Obama told workers at a plant that makes high-tech battery components that his aggressive -- if unpopular -- policies helped add jobs. He spoke at the Celgard LLC factory, which received a $49 million grant from the U.S. Energy Department last August.

The president said the grant was creating nearly 300 direct jobs for the company and more than 1,000 jobs for its contractors and suppliers. He also pledged that a new emphasis on oil and gas drilling will not undercut alternative energy work.

"I've often had to report bad news during the course of this year as the recession wreaked havoc on people's lives," Obama said. "Today is an encouraging day. The economy actually produced a substantial number of jobs instead of losing a substantial number of jobs."

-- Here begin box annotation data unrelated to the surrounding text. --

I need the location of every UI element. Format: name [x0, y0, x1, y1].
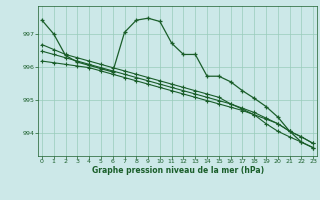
X-axis label: Graphe pression niveau de la mer (hPa): Graphe pression niveau de la mer (hPa) [92, 166, 264, 175]
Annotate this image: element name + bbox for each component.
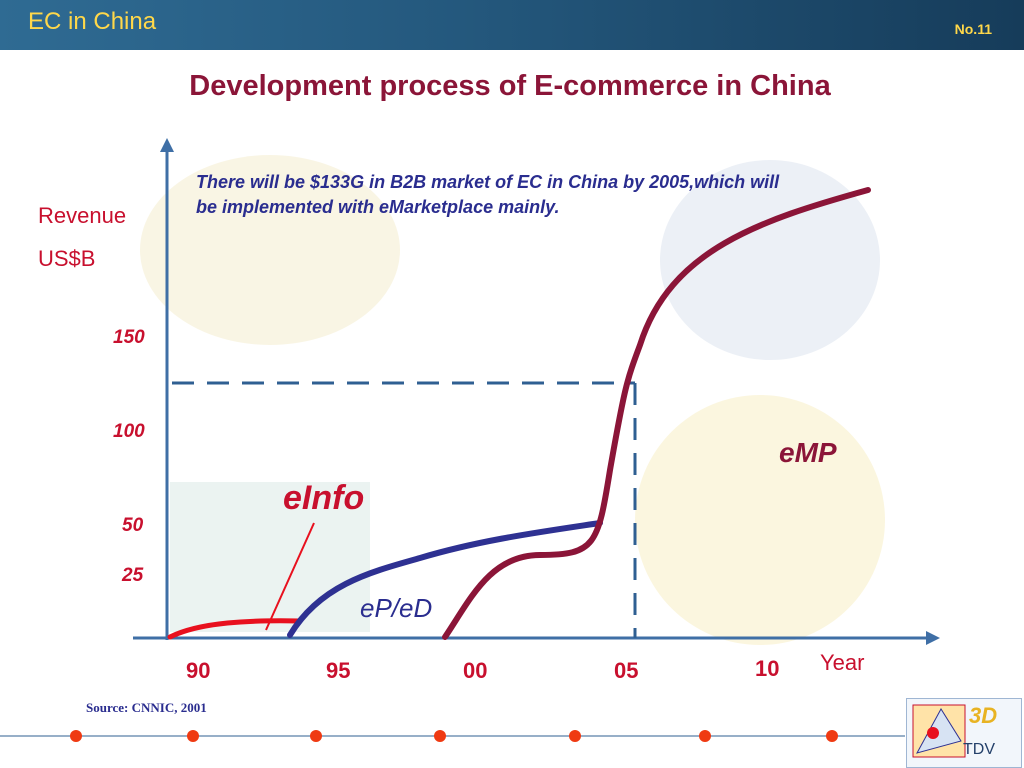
source-note: Source: CNNIC, 2001 [86, 700, 207, 715]
sun-icon [826, 730, 838, 742]
x-tick-label: 05 [614, 658, 639, 683]
sun-icon [569, 730, 581, 742]
background-globe [635, 395, 885, 645]
sun-icon [70, 730, 82, 742]
background-photo-person [140, 155, 400, 345]
sun-icon [699, 730, 711, 742]
market-annotation: There will be $133G in B2B market of EC … [196, 172, 780, 217]
y-axis-label-unit: US$B [38, 246, 96, 271]
series-label-emp: eMP [779, 437, 837, 468]
series-label-einfo: eInfo [283, 479, 365, 517]
background-photo-building [170, 482, 370, 632]
x-axis-arrow [926, 631, 940, 645]
series-line-einfo [167, 618, 303, 640]
slide-title: Development process of E-commerce in Chi… [189, 70, 831, 102]
header-title: EC in China [28, 8, 157, 35]
sun-icon [434, 730, 446, 742]
einfo-pointer-line [265, 522, 315, 631]
x-tick-label: 90 [186, 658, 211, 683]
sun-icon [187, 730, 199, 742]
footer-sun-icons [70, 730, 838, 742]
y-axis-arrow [160, 138, 174, 152]
logo-3d-mark: 3D [969, 703, 998, 728]
x-axis-label: Year [820, 650, 865, 675]
x-tick-label: 00 [463, 658, 488, 683]
series-line-eped [287, 520, 603, 638]
logo-text: TDV [963, 741, 995, 758]
y-axis-label-revenue: Revenue [38, 203, 127, 228]
logo-emblem-icon [912, 704, 966, 758]
tdv-logo: 3D TDV [906, 698, 1022, 768]
y-tick-label: 25 [122, 565, 144, 586]
y-tick-label: 100 [113, 421, 145, 442]
y-tick-label: 50 [122, 515, 144, 536]
sun-icon [310, 730, 322, 742]
series-label-eped: eP/eD [360, 593, 433, 623]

Republicans have created a steady drumbeat of criticism of Obama's stewardship of the economy and against his health care victory in the hopes voters blame Obama at the ballot box in November. Democrats currently have a majority in both chambers of Congress.

"If President Obama were serious about job creation, he would be spending less time on the campaign stump trying to sell Americans on a health care bill they don't like and can't afford and more time focusing on putting our nation back to work," Republican National Committee spokeswoman Katie Wright said.